Rapid Clearance of CMV-Antigenemia with Combination Treatment of Foscarnet and Leflunomide in a 2-Year Old Boy with Refractory CMV Disease after Allogeneic HSCT for JMML.

Introduction CMV disease post allogeneic hematopoietic stem cell transplantation is still associated with high mortality. Antiviral treatment is most commonly based on the use of ganciclovir, foscarnet and cidofovir, either alone or in combination. However, the toxicity profile of these drugs and the development of CMV-resistance to these agents are well-known problems in transplant recipients. Leflunomide is currently most often used in the therapy of patients with rheumatic diseases because of its antiproliferative capacity.
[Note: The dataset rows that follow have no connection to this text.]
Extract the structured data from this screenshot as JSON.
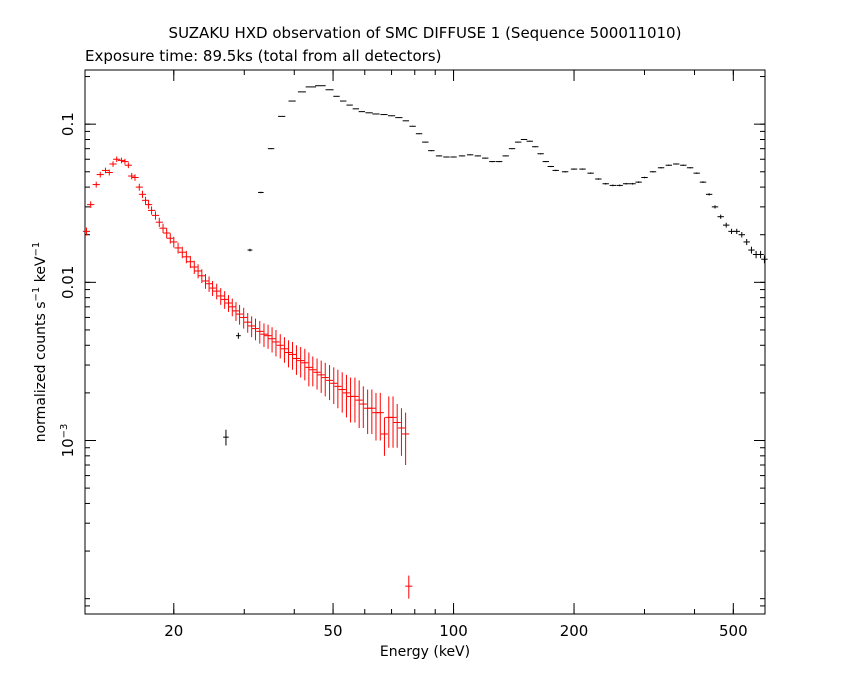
{
  "chart_data": {
    "type": "scatter",
    "title": "SUZAKU HXD observation of SMC DIFFUSE 1 (Sequence 500011010)",
    "subtitle": "Exposure time: 89.5ks (total from all detectors)",
    "xlabel": "Energy (keV)",
    "ylabel_main": "normalized counts s",
    "ylabel_exp1": "−1",
    "ylabel_mid": " keV",
    "ylabel_exp2": "−1",
    "x_scale": "log",
    "y_scale": "log",
    "xlim": [
      12.0,
      600.0
    ],
    "ylim": [
      8e-05,
      0.22
    ],
    "x_ticks": [
      {
        "value": 20,
        "label": "20"
      },
      {
        "value": 50,
        "label": "50"
      },
      {
        "value": 100,
        "label": "100"
      },
      {
        "value": 200,
        "label": "200"
      },
      {
        "value": 500,
        "label": "500"
      }
    ],
    "y_ticks": [
      {
        "value": 0.001,
        "label_base": "10",
        "label_exp": "−3"
      },
      {
        "value": 0.01,
        "label": "0.01"
      },
      {
        "value": 0.1,
        "label": "0.1"
      }
    ],
    "grid": false,
    "series": [
      {
        "color": "#ff0000",
        "points": [
          [
            12.1,
            0.021,
            0.0012
          ],
          [
            12.4,
            0.031,
            0.0015
          ],
          [
            12.8,
            0.0415,
            0.0018
          ],
          [
            13.1,
            0.048,
            0.002
          ],
          [
            13.5,
            0.051,
            0.0021
          ],
          [
            13.8,
            0.0495,
            0.0021
          ],
          [
            14.1,
            0.056,
            0.0023
          ],
          [
            14.4,
            0.06,
            0.0024
          ],
          [
            14.8,
            0.059,
            0.0024
          ],
          [
            15.1,
            0.058,
            0.0024
          ],
          [
            15.4,
            0.055,
            0.0023
          ],
          [
            15.7,
            0.047,
            0.0022
          ],
          [
            16.0,
            0.046,
            0.0022
          ],
          [
            16.4,
            0.04,
            0.002
          ],
          [
            16.7,
            0.036,
            0.0019
          ],
          [
            17.0,
            0.033,
            0.0018
          ],
          [
            17.3,
            0.031,
            0.0018
          ],
          [
            17.6,
            0.0285,
            0.0017
          ],
          [
            18.0,
            0.0265,
            0.0016
          ],
          [
            18.4,
            0.024,
            0.0016
          ],
          [
            18.8,
            0.022,
            0.0015
          ],
          [
            19.2,
            0.0205,
            0.0015
          ],
          [
            19.6,
            0.019,
            0.0014
          ],
          [
            20.0,
            0.018,
            0.0014
          ],
          [
            20.5,
            0.0165,
            0.0013
          ],
          [
            21.0,
            0.0155,
            0.0013
          ],
          [
            21.5,
            0.0145,
            0.0013
          ],
          [
            22.0,
            0.0135,
            0.0012
          ],
          [
            22.5,
            0.0125,
            0.0012
          ],
          [
            23.0,
            0.0118,
            0.0012
          ],
          [
            23.5,
            0.011,
            0.0011
          ],
          [
            24.0,
            0.0102,
            0.0011
          ],
          [
            24.5,
            0.0098,
            0.0011
          ],
          [
            25.0,
            0.0092,
            0.001
          ],
          [
            25.6,
            0.0088,
            0.001
          ],
          [
            26.2,
            0.0082,
            0.001
          ],
          [
            26.8,
            0.0078,
            0.001
          ],
          [
            27.4,
            0.0074,
            0.0009
          ],
          [
            28.0,
            0.007,
            0.0009
          ],
          [
            28.6,
            0.0066,
            0.0009
          ],
          [
            29.2,
            0.0063,
            0.0009
          ],
          [
            29.9,
            0.006,
            0.0009
          ],
          [
            30.6,
            0.0056,
            0.0008
          ],
          [
            31.3,
            0.0053,
            0.0008
          ],
          [
            32.0,
            0.0051,
            0.0008
          ],
          [
            32.8,
            0.0049,
            0.0008
          ],
          [
            33.6,
            0.0047,
            0.0008
          ],
          [
            34.4,
            0.0046,
            0.0008
          ],
          [
            35.2,
            0.0044,
            0.0008
          ],
          [
            36.0,
            0.0042,
            0.0008
          ],
          [
            36.9,
            0.004,
            0.0007
          ],
          [
            37.8,
            0.0038,
            0.0007
          ],
          [
            38.7,
            0.0036,
            0.0007
          ],
          [
            39.6,
            0.0035,
            0.0007
          ],
          [
            40.5,
            0.0033,
            0.0007
          ],
          [
            41.5,
            0.0032,
            0.0007
          ],
          [
            42.5,
            0.0031,
            0.0007
          ],
          [
            43.5,
            0.0029,
            0.0007
          ],
          [
            44.5,
            0.0028,
            0.0006
          ],
          [
            45.6,
            0.0027,
            0.0006
          ],
          [
            46.7,
            0.0026,
            0.0006
          ],
          [
            47.8,
            0.0025,
            0.0006
          ],
          [
            49.0,
            0.0024,
            0.0006
          ],
          [
            50.2,
            0.0023,
            0.0006
          ],
          [
            51.4,
            0.0022,
            0.0006
          ],
          [
            52.7,
            0.0021,
            0.0006
          ],
          [
            54.0,
            0.002,
            0.0006
          ],
          [
            55.3,
            0.0019,
            0.0006
          ],
          [
            56.7,
            0.0019,
            0.0006
          ],
          [
            58.1,
            0.0018,
            0.0006
          ],
          [
            59.5,
            0.0017,
            0.0005
          ],
          [
            61.0,
            0.0016,
            0.0005
          ],
          [
            62.5,
            0.0016,
            0.0005
          ],
          [
            64.0,
            0.0015,
            0.0005
          ],
          [
            65.6,
            0.0015,
            0.0005
          ],
          [
            67.2,
            0.0011,
            0.0003
          ],
          [
            68.9,
            0.0014,
            0.0005
          ],
          [
            70.6,
            0.0014,
            0.0005
          ],
          [
            72.3,
            0.0013,
            0.0004
          ],
          [
            74.1,
            0.0012,
            0.0004
          ],
          [
            75.9,
            0.0011,
            0.0004
          ],
          [
            77.3,
            0.00012,
            2e-05
          ]
        ]
      },
      {
        "color": "#000000",
        "points": [
          [
            27.0,
            0.00105,
            0.00012,
            0.7
          ],
          [
            29.0,
            0.0046,
            0.0002,
            0.6
          ],
          [
            31.0,
            0.016,
            0.0003,
            0.6
          ],
          [
            33.0,
            0.037,
            0.0004,
            0.7
          ],
          [
            35.0,
            0.07,
            0.0005,
            0.8
          ],
          [
            37.2,
            0.112,
            0.0005,
            0.9
          ],
          [
            39.5,
            0.14,
            0.0005,
            0.9
          ],
          [
            41.8,
            0.16,
            0.0005,
            1.0
          ],
          [
            44.0,
            0.172,
            0.0005,
            1.3
          ],
          [
            46.5,
            0.175,
            0.0005,
            1.3
          ],
          [
            49.0,
            0.165,
            0.0005,
            1.0
          ],
          [
            51.0,
            0.15,
            0.0005,
            0.8
          ],
          [
            53.0,
            0.14,
            0.0005,
            0.8
          ],
          [
            55.0,
            0.132,
            0.0005,
            0.8
          ],
          [
            57.0,
            0.125,
            0.0005,
            0.8
          ],
          [
            59.0,
            0.12,
            0.0005,
            0.8
          ],
          [
            61.5,
            0.118,
            0.0005,
            0.9
          ],
          [
            64.0,
            0.116,
            0.0005,
            0.9
          ],
          [
            67.0,
            0.115,
            0.0005,
            0.9
          ],
          [
            70.0,
            0.113,
            0.0005,
            0.9
          ],
          [
            73.0,
            0.11,
            0.0005,
            0.9
          ],
          [
            76.0,
            0.105,
            0.0005,
            0.8
          ],
          [
            79.0,
            0.097,
            0.0005,
            0.8
          ],
          [
            82.0,
            0.087,
            0.0005,
            0.8
          ],
          [
            85.0,
            0.077,
            0.0005,
            0.8
          ],
          [
            88.0,
            0.068,
            0.0005,
            0.8
          ],
          [
            92.0,
            0.063,
            0.0005,
            0.8
          ],
          [
            96.0,
            0.062,
            0.0005,
            0.8
          ],
          [
            100,
            0.062,
            0.0005,
            0.8
          ],
          [
            105,
            0.063,
            0.0005,
            0.8
          ],
          [
            110,
            0.064,
            0.0005,
            0.8
          ],
          [
            115,
            0.063,
            0.0005,
            0.8
          ],
          [
            120,
            0.061,
            0.0005,
            0.8
          ],
          [
            125,
            0.058,
            0.0005,
            0.8
          ],
          [
            130,
            0.058,
            0.0005,
            0.8
          ],
          [
            135,
            0.063,
            0.0005,
            0.8
          ],
          [
            140,
            0.07,
            0.0005,
            0.8
          ],
          [
            145,
            0.077,
            0.0005,
            0.8
          ],
          [
            150,
            0.08,
            0.0005,
            0.8
          ],
          [
            155,
            0.078,
            0.0005,
            0.8
          ],
          [
            160,
            0.072,
            0.0005,
            0.8
          ],
          [
            165,
            0.065,
            0.0005,
            0.8
          ],
          [
            170,
            0.058,
            0.0005,
            0.8
          ],
          [
            175,
            0.054,
            0.0005,
            0.8
          ],
          [
            180,
            0.051,
            0.0005,
            0.8
          ],
          [
            190,
            0.05,
            0.0005,
            0.8
          ],
          [
            200,
            0.052,
            0.0005,
            0.8
          ],
          [
            210,
            0.052,
            0.0005,
            0.8
          ],
          [
            220,
            0.049,
            0.0005,
            0.8
          ],
          [
            230,
            0.045,
            0.0005,
            0.8
          ],
          [
            240,
            0.042,
            0.0005,
            0.8
          ],
          [
            250,
            0.041,
            0.0005,
            0.8
          ],
          [
            260,
            0.041,
            0.0005,
            0.8
          ],
          [
            270,
            0.042,
            0.0005,
            0.8
          ],
          [
            280,
            0.042,
            0.0005,
            0.8
          ],
          [
            290,
            0.043,
            0.0005,
            0.8
          ],
          [
            300,
            0.046,
            0.0005,
            0.8
          ],
          [
            315,
            0.05,
            0.0005,
            0.8
          ],
          [
            330,
            0.053,
            0.0005,
            0.8
          ],
          [
            345,
            0.055,
            0.0005,
            0.8
          ],
          [
            360,
            0.056,
            0.0005,
            0.8
          ],
          [
            375,
            0.055,
            0.0005,
            0.8
          ],
          [
            390,
            0.053,
            0.0005,
            0.8
          ],
          [
            405,
            0.049,
            0.0005,
            0.8
          ],
          [
            420,
            0.043,
            0.0005,
            0.8
          ],
          [
            435,
            0.036,
            0.0006,
            0.8
          ],
          [
            450,
            0.03,
            0.0007,
            0.8
          ],
          [
            465,
            0.026,
            0.0008,
            0.8
          ],
          [
            480,
            0.023,
            0.0008,
            0.8
          ],
          [
            495,
            0.021,
            0.0008,
            0.8
          ],
          [
            510,
            0.021,
            0.0008,
            0.8
          ],
          [
            525,
            0.02,
            0.0008,
            0.8
          ],
          [
            540,
            0.018,
            0.0008,
            0.8
          ],
          [
            555,
            0.016,
            0.0008,
            0.8
          ],
          [
            570,
            0.015,
            0.0008,
            0.8
          ],
          [
            585,
            0.015,
            0.0008,
            0.8
          ],
          [
            598,
            0.014,
            0.0008,
            0.8
          ]
        ]
      }
    ]
  }
}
The supposed mechanism of action with regard to its reported antiviral activity is the inhibition of the enzyme dihydro-orotate dehydrogenase and inhibition of phosphorylation of specific tyrosine kinases involved in B- and T-cell activity.
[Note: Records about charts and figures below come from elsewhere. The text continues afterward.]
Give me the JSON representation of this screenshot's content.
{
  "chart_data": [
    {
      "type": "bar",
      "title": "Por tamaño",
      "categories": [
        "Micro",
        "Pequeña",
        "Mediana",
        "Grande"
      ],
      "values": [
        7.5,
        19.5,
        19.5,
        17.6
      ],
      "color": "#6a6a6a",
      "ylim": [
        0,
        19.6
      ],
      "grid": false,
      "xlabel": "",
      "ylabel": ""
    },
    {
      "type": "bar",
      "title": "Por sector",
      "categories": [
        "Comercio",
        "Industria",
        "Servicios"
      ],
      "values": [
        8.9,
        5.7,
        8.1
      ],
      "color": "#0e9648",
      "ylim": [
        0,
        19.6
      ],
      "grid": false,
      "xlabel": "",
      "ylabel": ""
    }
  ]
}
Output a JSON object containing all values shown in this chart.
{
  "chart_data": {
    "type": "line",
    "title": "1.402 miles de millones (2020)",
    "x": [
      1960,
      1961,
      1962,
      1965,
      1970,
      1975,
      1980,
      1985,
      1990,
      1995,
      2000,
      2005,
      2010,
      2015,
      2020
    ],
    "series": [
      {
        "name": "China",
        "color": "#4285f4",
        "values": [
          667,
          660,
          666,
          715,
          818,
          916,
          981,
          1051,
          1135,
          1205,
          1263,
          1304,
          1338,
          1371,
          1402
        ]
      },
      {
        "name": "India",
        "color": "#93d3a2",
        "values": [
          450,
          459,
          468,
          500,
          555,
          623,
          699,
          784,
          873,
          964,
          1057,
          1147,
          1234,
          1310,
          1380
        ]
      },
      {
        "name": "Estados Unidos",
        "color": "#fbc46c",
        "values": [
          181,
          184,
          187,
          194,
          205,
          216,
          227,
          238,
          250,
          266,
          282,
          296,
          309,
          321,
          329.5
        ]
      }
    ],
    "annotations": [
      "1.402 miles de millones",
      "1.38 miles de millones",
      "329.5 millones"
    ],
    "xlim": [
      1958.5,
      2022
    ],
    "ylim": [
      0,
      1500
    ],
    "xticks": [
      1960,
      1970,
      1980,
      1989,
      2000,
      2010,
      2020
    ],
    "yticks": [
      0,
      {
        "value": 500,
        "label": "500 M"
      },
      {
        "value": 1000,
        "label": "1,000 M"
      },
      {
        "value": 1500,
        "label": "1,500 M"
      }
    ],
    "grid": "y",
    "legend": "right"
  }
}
Case report A 1 1/2 year old male child was diagnosed with JMML in spring 2004 and underwent allogeneic HSCT from a MMUD (bone marrow) in July 2004. A first episode of CMV reactivation two months post-transplant could finally be controlled with the use of cidofovir. Prior to cidofovir, the patient had been treated with foscarnet and ganciclovir, which had not resulted in CMV clearance. Late graft rejection led to a second transplant with PBSC of the same donor in January 2005. Both recipient and donor were CMV positive. Since day +1 of his second transplant, the boy had been on prophylactic aciclovir. CMV-PCR became positive three weeks later. With regard to the graft rejection three months earlier, the early post-transplant period and the previously successful therapy with cidofovir we chose to switch him to cidofovir with a dose of 5mg/kg body weight once weekly. However, CMV-PCR and pp65-antigenemia were constantly rising in the following four weeks and finally reached a number of >100.000 copies/ml for the PCR and 490 pp65-positive cells/10E5 nucleated cells. By this time, the child had developed daily, high-spiking fevers, but otherwise did not reveal symptoms of CMV organ disease. Other causes of his febrile state could be ruled out. As ganciclovir is reported to yield in a higher rate of hematological toxicity than foscarnet or cidofovir, we proposed to the parents the use of leflunomide in combination with foscarnet (3x60mg/kg body weight daily) and CMV-immunoglobulins (1g/kg body weight every other day). After having obtained informed consent, the boy had a loading dose of leflunomide with 60mg/m² BSA on three consecutive days, followed by maintenance therapy with 10mg/m² BSA daily. Within two weeks the child’s CMV-load dropped to 1560 copies/ml for the PCR and negative results for pp65. The clinical response was excellent and enduring with complete resolution of the patient’s fever in the following four weeks. Leflunomide was tolerated well by the child; no hematological, hepatic or renal toxicity could be observed.

Conclusion Leflunomide is an immunosuppressive agent with anti-CMV-activity and might be of benefit in transplant recipients with CMV disease refractory to conventional therapy. In our patient, leflunomide led to a rapid clearance of CMV in the blood without the occurrence of adverse events.